Important things the person has mentioned in conversations: moved, argued with a friend, started learning a new language, changed jobs. These are not dry facts or emotions — they are life context. It's what gives the character the ability to ask a week later: "How did that interview you told me about go?" And this is no longer a bot — it's someone who truly listened.
In practice, this memory looks like a structured JSON stored in a database and transmitted to the character at the beginning of each new dialogue. Here's how it looks after a few conversations with a user:
// Long-term user memory
// accumulates automatically from each conversation
{
"semantic": {
// basic facts — who is this person
"name": "Andriy",
"occupation": "developer",
"interests": "AI, travel, Spanish language"
},
"emotional": {
// emotional profile — how to talk to them
"fears": "public speaking, criticism at work",
"needs": "support, not advice",
"communication_style": "direct, no unnecessary words"
},
"episodic": {
// life events — what's happening now
"recent_events": "changed jobs, preparing for a presentation, learning Spanish"
}
}
It is this object that the character receives at the beginning of each conversation — even before the user has typed the first word. There's no need to explain anything anew. No need to remind them who you are. The character already knows.
Why these specific attributes? I chose not for completeness — but for the ratio of value to token weight. Every field you add to this object is transmitted to the model with every request — forever. Name, job, fears, communication style — these are things that truly change the quality of the character's response. It's felt in the dialogue.
You can add more: favorite movies, political views, book lists. But there's a trap here. The more attributes there are — the more tokens are transmitted in each request. And tokens are not just money — they are also speed. The model processes longer contexts longer. The user waits for a response longer. And at some point, you pay for remembering a person's favorite color — which the model doesn't use in the dialogue anyway.
Therefore, the rule is simple: store only what the character can use in the next reply. Everything else is excess weight that slows down the response and eats up the budget without benefiting the user.
Together, these three types of memory give the character something that no sliding window can provide — the feeling that they know you. Not because they remember every word. But because they understand who you are, what is important to you, and what is happening in your life.
Does it work in practice
Yes. And the difference is noticeable after just a few conversations.
Previously, it looked like this: a user tells a character they are afraid of public speaking,
that it's hard for them to speak in front of an audience, that there's a big presentation at work tomorrow.
The next day, they open a new conversation — and receive a neutral greeting.
No mention. No "how are you?" with contextual understanding.
The character knows nothing. The conversation starts from scratch as always.
Now, the same situation looks different. The user opens a new conversation —
and the character already knows. Doesn't ask unnecessary questions. Can mention it themselves:
"How did that presentation you were so worried about go?"
Even if it was three conversations ago. Even if a week has passed.
This changes not only the quality of the dialogue — it changes the reason why people return.
The user doesn't return because the character is smart or responds beautifully.

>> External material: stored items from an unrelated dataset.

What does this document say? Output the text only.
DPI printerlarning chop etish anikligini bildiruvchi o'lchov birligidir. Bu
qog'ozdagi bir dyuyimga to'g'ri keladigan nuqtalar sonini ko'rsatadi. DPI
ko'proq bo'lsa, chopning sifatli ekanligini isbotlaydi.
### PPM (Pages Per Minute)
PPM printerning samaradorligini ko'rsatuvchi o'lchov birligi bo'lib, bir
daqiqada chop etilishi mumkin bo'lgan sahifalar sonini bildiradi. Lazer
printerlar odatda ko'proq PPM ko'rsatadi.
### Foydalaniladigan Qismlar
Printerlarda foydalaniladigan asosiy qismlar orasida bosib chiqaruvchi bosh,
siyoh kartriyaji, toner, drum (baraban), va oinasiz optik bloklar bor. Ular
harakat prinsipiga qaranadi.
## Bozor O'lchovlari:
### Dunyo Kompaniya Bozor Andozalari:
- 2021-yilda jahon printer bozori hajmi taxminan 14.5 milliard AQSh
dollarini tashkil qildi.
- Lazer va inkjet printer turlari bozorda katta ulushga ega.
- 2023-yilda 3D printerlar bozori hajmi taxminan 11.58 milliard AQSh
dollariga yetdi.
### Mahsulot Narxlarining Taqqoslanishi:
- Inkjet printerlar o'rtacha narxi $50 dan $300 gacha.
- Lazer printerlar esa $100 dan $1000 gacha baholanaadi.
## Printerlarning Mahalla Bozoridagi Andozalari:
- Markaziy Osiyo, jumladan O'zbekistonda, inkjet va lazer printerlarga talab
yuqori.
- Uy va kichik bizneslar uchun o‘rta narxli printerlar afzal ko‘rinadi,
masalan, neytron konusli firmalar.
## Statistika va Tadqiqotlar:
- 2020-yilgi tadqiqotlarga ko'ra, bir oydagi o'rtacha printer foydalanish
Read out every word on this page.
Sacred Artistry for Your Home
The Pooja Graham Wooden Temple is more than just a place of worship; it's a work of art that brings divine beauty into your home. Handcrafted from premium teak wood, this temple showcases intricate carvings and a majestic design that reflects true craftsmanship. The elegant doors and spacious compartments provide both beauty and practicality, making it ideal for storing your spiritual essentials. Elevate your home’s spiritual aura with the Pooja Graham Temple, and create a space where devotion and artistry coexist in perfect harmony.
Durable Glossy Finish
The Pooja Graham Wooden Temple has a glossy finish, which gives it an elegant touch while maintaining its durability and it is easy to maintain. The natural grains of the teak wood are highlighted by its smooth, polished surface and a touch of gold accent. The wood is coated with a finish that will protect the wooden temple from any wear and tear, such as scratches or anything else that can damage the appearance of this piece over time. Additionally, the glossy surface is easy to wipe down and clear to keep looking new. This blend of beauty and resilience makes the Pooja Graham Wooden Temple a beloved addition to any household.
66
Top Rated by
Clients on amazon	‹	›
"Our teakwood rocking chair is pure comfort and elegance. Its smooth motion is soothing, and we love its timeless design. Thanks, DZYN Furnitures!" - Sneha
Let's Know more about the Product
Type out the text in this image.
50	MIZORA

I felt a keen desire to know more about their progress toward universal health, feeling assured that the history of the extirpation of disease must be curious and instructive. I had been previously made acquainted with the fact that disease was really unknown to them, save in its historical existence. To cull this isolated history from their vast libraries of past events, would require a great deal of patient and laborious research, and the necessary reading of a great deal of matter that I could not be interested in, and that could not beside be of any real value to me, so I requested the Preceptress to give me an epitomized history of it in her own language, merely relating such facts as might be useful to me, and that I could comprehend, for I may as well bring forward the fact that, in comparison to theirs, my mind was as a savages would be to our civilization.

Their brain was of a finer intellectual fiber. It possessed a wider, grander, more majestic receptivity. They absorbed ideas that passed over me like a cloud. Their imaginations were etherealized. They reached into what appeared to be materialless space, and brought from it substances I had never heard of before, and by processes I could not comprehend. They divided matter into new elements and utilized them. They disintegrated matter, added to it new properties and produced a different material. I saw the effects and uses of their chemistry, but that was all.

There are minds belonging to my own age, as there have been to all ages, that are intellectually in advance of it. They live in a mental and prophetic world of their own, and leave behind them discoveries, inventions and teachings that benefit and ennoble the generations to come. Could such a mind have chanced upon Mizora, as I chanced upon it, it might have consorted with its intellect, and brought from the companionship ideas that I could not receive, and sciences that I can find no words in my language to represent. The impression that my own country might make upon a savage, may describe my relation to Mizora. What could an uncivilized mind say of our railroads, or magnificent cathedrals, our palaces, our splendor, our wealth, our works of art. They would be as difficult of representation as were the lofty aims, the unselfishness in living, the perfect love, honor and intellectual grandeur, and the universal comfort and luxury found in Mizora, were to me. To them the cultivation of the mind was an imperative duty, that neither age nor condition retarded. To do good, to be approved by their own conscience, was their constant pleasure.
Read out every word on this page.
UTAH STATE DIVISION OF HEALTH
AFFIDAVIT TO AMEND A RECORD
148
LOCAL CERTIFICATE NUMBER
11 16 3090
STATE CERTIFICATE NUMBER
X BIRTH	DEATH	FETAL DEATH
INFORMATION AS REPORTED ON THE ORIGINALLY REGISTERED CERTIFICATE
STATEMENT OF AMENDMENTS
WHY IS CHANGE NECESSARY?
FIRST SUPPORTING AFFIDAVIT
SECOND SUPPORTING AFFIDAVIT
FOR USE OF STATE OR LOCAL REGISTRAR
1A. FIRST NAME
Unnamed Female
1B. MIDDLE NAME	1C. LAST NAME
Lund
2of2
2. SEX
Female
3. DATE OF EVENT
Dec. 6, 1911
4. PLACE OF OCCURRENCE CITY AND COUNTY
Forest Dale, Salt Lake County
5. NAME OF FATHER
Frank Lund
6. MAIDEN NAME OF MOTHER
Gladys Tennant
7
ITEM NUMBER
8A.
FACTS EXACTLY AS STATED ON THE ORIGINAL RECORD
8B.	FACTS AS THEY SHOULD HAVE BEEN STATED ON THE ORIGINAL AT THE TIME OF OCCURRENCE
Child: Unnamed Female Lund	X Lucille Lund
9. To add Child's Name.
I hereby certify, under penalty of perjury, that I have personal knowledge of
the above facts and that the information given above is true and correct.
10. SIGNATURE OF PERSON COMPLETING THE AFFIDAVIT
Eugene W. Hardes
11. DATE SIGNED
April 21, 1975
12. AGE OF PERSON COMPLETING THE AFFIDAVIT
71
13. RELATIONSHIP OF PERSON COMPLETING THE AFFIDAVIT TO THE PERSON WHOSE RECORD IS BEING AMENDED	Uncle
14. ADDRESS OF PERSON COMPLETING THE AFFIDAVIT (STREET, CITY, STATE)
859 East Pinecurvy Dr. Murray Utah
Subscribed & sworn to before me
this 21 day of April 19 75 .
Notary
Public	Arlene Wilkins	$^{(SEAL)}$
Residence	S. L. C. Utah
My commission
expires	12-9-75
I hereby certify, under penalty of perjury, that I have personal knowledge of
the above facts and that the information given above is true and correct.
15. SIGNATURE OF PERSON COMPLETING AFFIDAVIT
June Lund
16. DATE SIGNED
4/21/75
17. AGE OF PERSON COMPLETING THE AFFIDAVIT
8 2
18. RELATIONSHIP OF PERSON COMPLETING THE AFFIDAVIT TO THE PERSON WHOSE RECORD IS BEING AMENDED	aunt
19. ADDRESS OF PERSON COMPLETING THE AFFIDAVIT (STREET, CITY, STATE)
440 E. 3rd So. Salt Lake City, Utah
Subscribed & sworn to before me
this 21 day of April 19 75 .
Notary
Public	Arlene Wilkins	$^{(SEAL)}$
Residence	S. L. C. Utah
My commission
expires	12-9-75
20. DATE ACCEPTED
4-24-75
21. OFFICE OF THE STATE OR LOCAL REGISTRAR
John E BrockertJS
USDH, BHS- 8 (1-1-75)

They return because they feel remembered here.
And that's a different category of product.
But it's important to understand what's behind it. It's not magic or AGI.
A language model by itself remembers nothing — and will never remember
without external architecture. All it does well is use
what is passed to it. The developer's task is to decide what exactly to pass,
when, and in what form.
If your bot is still amnesiac — it's not the model's fault.
It's about what you're not passing to it.